Differentially Private Federated Learning (DP-FL) has garnered attention as a collaborative machine learning approach that ensures formal privacy. Most DP-FL approaches ensure DP at the record-level within each silo for cross-silo FL. However, a single user's data may extend across multiple silos, and the desired user-level DP guarantee for such a setting remains unknown. In this study, we present ULDP-FL, a novel FL framework designed to guarantee user-level DP in cross-silo FL where a single user's data may belong to multiple silos. Our proposed algorithm directly ensures user-level DP through per-user weighted clipping, departing from group-privacy approaches.
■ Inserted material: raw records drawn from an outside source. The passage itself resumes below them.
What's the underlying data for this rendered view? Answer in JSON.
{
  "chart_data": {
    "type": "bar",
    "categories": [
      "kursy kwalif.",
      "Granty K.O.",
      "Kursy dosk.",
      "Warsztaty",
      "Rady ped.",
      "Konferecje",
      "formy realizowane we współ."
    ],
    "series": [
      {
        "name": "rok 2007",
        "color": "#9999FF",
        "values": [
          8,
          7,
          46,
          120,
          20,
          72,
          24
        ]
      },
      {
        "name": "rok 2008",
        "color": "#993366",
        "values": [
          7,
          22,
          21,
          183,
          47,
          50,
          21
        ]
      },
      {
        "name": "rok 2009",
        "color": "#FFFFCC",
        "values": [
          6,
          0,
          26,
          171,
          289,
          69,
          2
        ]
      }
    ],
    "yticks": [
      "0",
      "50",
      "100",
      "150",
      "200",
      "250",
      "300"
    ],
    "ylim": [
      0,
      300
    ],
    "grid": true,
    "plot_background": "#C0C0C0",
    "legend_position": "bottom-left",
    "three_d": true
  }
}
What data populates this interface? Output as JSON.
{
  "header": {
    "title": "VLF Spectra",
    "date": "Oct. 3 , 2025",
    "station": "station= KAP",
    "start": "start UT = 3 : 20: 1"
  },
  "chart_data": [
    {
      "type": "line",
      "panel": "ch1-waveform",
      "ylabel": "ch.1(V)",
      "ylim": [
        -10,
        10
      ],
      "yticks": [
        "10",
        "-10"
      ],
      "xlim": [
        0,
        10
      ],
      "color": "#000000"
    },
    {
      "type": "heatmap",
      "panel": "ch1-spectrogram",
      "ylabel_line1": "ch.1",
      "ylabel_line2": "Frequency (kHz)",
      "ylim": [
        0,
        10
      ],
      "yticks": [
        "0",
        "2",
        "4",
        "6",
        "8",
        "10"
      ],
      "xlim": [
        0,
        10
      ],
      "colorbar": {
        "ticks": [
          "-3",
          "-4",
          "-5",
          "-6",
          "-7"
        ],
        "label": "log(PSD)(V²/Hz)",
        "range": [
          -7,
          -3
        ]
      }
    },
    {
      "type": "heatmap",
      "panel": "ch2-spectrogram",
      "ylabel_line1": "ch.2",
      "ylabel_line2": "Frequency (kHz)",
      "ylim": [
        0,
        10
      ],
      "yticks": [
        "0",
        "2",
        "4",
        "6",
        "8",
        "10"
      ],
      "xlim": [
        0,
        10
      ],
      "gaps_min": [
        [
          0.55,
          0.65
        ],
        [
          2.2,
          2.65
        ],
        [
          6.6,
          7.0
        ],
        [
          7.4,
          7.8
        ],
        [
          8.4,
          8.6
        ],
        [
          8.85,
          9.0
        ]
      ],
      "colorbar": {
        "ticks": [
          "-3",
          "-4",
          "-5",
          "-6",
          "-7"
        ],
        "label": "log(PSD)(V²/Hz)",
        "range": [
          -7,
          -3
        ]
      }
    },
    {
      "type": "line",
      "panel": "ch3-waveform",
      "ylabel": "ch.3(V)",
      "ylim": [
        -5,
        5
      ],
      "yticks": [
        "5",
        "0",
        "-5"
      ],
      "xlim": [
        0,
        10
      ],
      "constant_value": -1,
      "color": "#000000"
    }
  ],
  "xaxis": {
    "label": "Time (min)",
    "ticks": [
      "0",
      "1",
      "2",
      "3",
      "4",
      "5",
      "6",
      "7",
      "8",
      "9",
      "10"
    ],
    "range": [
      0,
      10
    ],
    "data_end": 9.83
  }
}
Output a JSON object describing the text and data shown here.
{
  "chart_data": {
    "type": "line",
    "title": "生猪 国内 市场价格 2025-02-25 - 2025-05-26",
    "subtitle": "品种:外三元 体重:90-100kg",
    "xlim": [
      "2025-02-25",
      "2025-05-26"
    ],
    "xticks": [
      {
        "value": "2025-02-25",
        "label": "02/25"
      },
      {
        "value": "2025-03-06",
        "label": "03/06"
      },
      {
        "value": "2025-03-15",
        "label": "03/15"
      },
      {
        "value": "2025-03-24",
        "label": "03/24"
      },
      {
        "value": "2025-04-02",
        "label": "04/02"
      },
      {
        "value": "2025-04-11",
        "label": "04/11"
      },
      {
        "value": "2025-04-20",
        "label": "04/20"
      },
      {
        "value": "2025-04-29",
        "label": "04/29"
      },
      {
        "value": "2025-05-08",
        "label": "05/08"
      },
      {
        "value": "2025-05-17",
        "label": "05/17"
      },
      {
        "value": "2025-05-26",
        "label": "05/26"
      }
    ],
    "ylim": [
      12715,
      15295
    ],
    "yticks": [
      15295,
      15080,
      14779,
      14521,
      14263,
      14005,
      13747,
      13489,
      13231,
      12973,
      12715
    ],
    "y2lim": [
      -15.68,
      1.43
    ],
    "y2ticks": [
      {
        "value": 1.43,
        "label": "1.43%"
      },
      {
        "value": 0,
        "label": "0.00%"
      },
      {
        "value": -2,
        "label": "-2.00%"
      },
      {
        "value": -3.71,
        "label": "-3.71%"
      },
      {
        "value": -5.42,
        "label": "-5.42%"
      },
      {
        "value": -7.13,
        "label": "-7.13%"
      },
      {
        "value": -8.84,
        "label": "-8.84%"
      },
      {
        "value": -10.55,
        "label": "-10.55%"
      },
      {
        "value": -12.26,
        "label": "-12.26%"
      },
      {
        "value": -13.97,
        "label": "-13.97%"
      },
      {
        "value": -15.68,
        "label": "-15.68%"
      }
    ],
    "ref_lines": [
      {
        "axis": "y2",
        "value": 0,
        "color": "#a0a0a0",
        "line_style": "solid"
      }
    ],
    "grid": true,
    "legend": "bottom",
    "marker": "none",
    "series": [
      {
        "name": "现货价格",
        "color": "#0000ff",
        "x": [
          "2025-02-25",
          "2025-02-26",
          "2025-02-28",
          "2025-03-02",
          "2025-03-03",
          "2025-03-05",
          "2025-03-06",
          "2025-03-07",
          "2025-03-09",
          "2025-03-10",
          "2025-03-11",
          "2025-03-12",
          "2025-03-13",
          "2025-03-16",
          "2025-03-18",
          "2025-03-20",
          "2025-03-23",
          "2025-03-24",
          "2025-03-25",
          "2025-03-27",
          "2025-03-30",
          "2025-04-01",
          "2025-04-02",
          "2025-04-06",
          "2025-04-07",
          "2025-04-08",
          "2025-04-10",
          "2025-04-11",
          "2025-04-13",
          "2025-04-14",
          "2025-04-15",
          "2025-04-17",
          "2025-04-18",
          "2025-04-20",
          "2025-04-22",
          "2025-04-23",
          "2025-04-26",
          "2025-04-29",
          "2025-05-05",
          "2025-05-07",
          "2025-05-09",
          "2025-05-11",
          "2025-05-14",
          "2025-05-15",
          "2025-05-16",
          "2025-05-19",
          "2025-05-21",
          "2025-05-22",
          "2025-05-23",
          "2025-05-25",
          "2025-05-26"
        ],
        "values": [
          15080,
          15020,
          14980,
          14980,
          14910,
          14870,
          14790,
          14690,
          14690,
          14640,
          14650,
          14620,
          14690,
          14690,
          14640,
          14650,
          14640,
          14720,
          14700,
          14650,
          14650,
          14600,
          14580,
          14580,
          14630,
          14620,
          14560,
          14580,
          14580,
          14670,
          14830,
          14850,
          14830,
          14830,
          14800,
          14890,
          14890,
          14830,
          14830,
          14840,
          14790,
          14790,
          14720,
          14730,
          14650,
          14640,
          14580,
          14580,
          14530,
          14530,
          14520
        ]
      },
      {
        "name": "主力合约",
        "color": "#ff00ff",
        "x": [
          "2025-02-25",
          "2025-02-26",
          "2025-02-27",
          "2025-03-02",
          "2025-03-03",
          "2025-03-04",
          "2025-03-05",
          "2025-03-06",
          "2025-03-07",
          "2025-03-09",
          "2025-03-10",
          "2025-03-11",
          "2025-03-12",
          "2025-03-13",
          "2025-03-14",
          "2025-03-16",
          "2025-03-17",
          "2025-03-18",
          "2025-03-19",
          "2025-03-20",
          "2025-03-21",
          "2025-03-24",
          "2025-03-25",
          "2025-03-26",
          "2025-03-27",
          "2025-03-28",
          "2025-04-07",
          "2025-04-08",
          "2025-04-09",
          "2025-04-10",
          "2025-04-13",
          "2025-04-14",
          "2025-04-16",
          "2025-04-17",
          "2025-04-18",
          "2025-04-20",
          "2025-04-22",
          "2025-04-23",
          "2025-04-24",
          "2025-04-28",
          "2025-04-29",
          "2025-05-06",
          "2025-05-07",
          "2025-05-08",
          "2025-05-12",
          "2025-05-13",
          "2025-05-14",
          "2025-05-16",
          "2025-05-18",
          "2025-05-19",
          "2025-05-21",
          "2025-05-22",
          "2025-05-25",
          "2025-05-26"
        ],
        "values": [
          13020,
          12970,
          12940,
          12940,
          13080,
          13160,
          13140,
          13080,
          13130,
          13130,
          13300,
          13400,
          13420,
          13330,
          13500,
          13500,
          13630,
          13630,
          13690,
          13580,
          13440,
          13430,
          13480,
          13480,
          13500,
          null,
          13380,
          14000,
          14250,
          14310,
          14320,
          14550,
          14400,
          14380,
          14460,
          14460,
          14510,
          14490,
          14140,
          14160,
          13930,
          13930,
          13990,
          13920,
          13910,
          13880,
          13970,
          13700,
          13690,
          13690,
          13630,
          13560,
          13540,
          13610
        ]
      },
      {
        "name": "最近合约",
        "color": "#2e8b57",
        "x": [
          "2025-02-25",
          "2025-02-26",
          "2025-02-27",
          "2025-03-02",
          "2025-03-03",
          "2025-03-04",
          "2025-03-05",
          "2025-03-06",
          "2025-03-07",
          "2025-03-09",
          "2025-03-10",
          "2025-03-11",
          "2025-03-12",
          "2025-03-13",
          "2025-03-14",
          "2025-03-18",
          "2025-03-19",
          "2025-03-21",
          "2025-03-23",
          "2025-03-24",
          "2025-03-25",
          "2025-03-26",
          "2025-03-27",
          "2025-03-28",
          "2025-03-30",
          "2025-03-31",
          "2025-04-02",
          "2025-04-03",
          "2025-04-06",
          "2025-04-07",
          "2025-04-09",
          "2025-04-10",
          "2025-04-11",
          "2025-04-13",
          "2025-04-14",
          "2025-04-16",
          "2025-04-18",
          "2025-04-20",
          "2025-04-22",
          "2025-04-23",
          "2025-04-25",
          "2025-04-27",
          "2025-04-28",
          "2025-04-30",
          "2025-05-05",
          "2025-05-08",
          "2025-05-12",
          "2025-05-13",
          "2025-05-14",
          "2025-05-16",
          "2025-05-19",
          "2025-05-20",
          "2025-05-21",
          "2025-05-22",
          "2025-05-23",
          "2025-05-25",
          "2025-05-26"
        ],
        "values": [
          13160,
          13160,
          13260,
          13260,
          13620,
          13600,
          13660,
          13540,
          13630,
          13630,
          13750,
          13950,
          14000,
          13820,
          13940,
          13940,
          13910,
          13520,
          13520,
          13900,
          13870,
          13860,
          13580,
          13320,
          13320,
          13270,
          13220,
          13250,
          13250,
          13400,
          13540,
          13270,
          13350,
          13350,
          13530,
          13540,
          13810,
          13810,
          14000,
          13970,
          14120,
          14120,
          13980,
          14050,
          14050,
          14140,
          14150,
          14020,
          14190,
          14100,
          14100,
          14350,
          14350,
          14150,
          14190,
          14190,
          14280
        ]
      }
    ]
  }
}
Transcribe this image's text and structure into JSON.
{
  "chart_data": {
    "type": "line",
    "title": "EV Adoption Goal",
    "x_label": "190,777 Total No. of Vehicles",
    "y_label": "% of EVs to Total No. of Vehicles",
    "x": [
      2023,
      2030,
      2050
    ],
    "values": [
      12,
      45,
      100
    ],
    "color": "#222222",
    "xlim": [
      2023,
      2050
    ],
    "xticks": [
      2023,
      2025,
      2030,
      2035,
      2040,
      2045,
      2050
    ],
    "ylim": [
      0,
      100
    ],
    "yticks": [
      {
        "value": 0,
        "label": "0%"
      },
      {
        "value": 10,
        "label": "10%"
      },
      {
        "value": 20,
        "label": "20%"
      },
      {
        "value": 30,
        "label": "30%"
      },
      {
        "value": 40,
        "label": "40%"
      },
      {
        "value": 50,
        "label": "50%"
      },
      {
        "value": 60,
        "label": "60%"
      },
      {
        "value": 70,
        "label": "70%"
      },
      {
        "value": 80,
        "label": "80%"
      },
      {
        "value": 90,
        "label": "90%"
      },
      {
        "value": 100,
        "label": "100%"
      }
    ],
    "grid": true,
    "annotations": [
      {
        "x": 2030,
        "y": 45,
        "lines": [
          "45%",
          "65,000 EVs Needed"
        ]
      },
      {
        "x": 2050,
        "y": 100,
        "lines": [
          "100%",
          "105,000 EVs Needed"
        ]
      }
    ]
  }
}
We provide a theoretical analysis of the algorithm's privacy and utility. Additionally, we enhance the algorithm's utility and showcase its private implementation using cryptographic building blocks. Empirical experiments on real-world datasets show substantial improvements in our methods in privacy-utility trade-offs under user-level DP compared to baseline methods. To the best of our knowledge, our work is the first FL framework that effectively provides user-level DP in the general cross-silo FL setting.